Is a small business loan secured or unsecured?
The Bankrate promise
At Bankrate we strive to help you make smarter financial decisions. While we adhere to strict , this post may contain references to products from our partners. Here's an explanation for .
Small business loans can be secured or unsecured. Secured loans require collateral to back your loan. Unsecured business loans do not require any collateral. Lenders may offer one or both of these small business loan options, and each has advantages and disadvantages.
What is the difference between unsecured and secured business loans?
Most business loan types can be secured or unsecured. For example, the same lender might offer both a secured and an unsecured line of credit, each with differing loan amounts and eligibility requirements.

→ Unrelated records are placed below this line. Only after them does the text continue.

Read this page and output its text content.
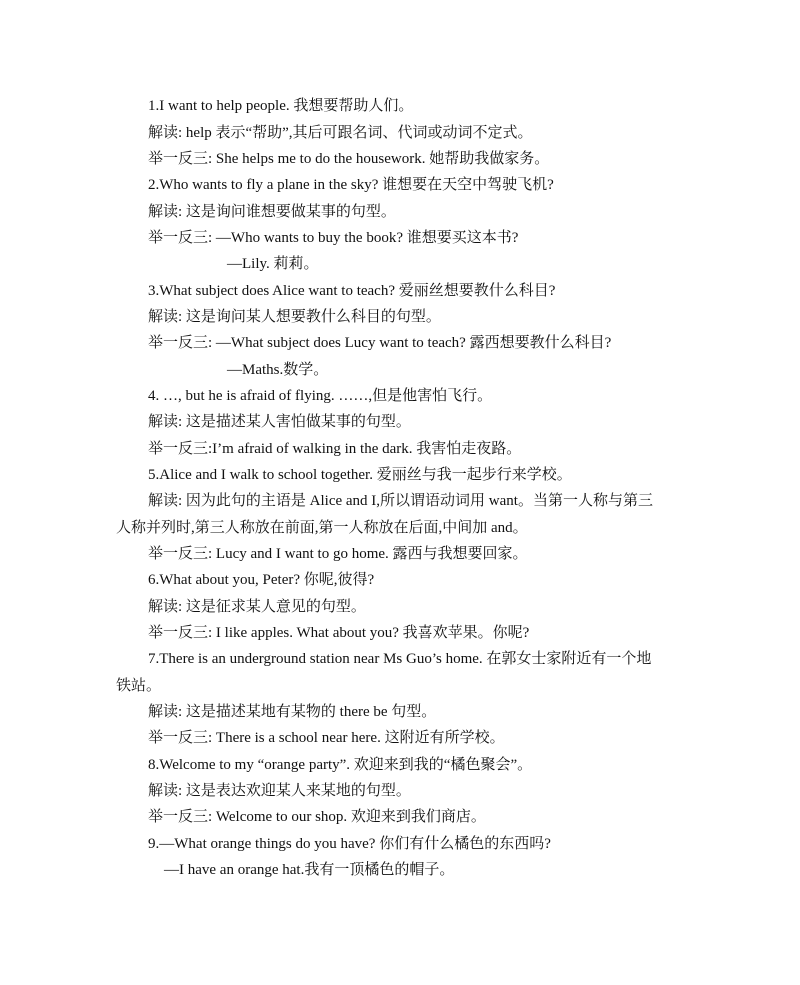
1.I want to help people. 我想要帮助人们。
解读: help 表示“帮助”,其后可跟名词、代词或动词不定式。
举一反三: She helps me to do the housework. 她帮助我做家务。
2.Who wants to fly a plane in the sky? 谁想要在天空中驾驶飞机?
解读: 这是询问谁想要做某事的句型。
举一反三: —Who wants to buy the book? 谁想要买这本书?
—Lily. 莉莉。
3.What subject does Alice want to teach? 爱丽丝想要教什么科目?
解读: 这是询问某人想要教什么科目的句型。
举一反三: —What subject does Lucy want to teach? 露西想要教什么科目?
—Maths.数学。
4. …, but he is afraid of flying. ……,但是他害怕飞行。
解读: 这是描述某人害怕做某事的句型。
举一反三:I’m afraid of walking in the dark. 我害怕走夜路。
5.Alice and I walk to school together. 爱丽丝与我一起步行来学校。
解读: 因为此句的主语是 Alice and I,所以谓语动词用 want。当第一人称与第三
人称并列时,第三人称放在前面,第一人称放在后面,中间加 and。
举一反三: Lucy and I want to go home. 露西与我想要回家。
6.What about you, Peter? 你呢,彼得?
解读: 这是征求某人意见的句型。
举一反三: I like apples. What about you? 我喜欢苹果。你呢?
7.There is an underground station near Ms Guo’s home. 在郭女士家附近有一个地
铁站。
解读: 这是描述某地有某物的 there be 句型。
举一反三: There is a school near here. 这附近有所学校。
8.Welcome to my “orange party”. 欢迎来到我的“橘色聚会”。
解读: 这是表达欢迎某人来某地的句型。
举一反三: Welcome to our shop. 欢迎来到我们商店。
9.—What orange things do you have? 你们有什么橘色的东西吗?
—I have an orange hat.我有一顶橘色的帽子。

Secured loans require the borrower to provide something of value as collateral. This collateral may be business equipment, real estate, vehicles accounts receivable, inventory or another asset.
The lender can seize the collateral if the borrower defaults.
Unsecured loans are typically offered to borrowers with higher credit scores. These types of loans do not require collateral because the lender trusts they will repay the loan due to their favorable credit history.
Unsecured business loans often require a personal guarantee, though. The personal guarantee allows the lender to pursue the guarantor’s personal assets. Typically, lenders require all business owners with a certain percentage stake or higher to provide a personal guarantee.
Take a look at the key differences between secured business loans and unsecured business loans:
|Secured business loans||Unsecured business loans|
|Collateral required||No collateral required|
|Lower interest rates||Higher interest rates|
|Typically available to borrowers with minimal credit history or low credit scores||Typically requires a higher credit score|
|Lender can seize collateral if the borrower defaults on the loan||Lawsuit required to initiate collection of defaulted-on loans|
|Borrowing limits are typically higher because there is collateral to back the loan||Typically, lower borrowing limits because the loan isn’t backed by collateral|
|May require a personal guarantee||Usually requires a personal guarantee|
Secured loan pros and cons
- Secured loans often come with lower minimum interest rates than unsecured loans.
- Lenders often allow higher borrowing limits.
- It’s easier to qualify for a secured loan.
- The lender can seize the assets you used as collateral if you don’t pay the loan as agreed.
- You must offer acceptable collateral in terms of type and monetary value.
- Your collateral’s value must be appraised, a potentially time-consuming step.
Unsecured loans pros and cons
- The lender will need to sue you for your assets if you don’t make your loan payments.
- The application process may be simpler because you don’t have to get your collateral’s value appraised.
- Your lender can still use legal action to come after your business and personal assets if you default on the loan.
- Unsecured loans often have higher interest rates.
- Lenders often require higher minimum credit scores.
Should I get a secured or an unsecured business loan?
Both secured and unsecured business loans have advantages and disadvantages, so deciding which is right for you can be hard. Start by seeing if you qualify for each option. If you don’t have the credit score needed for an unsecured business loan, your only option may be secured loans. If you don’t have assets you can use as collateral, you need to focus on unsecured loan options.
If you can qualify for both types of loans, weigh the risks of each loan type.
A secured loan comes with the possibility of losing your business assets. An unsecured loan will likely cost more with higher interest rates.
If you are unsure about your ability to make timely payments on the loan, the higher cost of an unsecured loan could be worth it. But if you are confident you can generate the income needed to make timely payments, a secured loan may save you money in the long run.
Evaluate your business’s strengths to decide what’s best for you.
FAQs about secured and unsecured business loans
There are several types of SBA loans, and the requirements differ among loan types and lending partners. Some lenders may require collateral for a certain loan type, while others do not. For example, lenders are not required to take collateral on 7(a) loans of $25,000 or less. If the loan amount exceeds $350,000, the lender must secure collateral worth up to the loan’s value. Ultimately, you should speak with the lender about the SBA loan type you are considering to learn if they require collateral.
Both secured loans and unsecured loans have benefits. Secured loans are a better option if you have a lower credit score but still want a favorable interest rate. Unsecured loans are a good option if you don’t want to risk your assets and you are willing to take on higher interest rates for the loan. The better option is different for each business.
There are many small business lenders for both secured and unsecured business loans, and the application process differs for each lender and loan type. However, some parts of the application process will be similar. You will likely need a business bank account, a business tax ID number, past financial statements for the business and a detailed plan for what you will do with the loan funds. If you are applying for a secured loan, you must also provide collateral and documents proving the collateral belongs to you or your business. Talk to your lender for the specifics of applying for a business loan.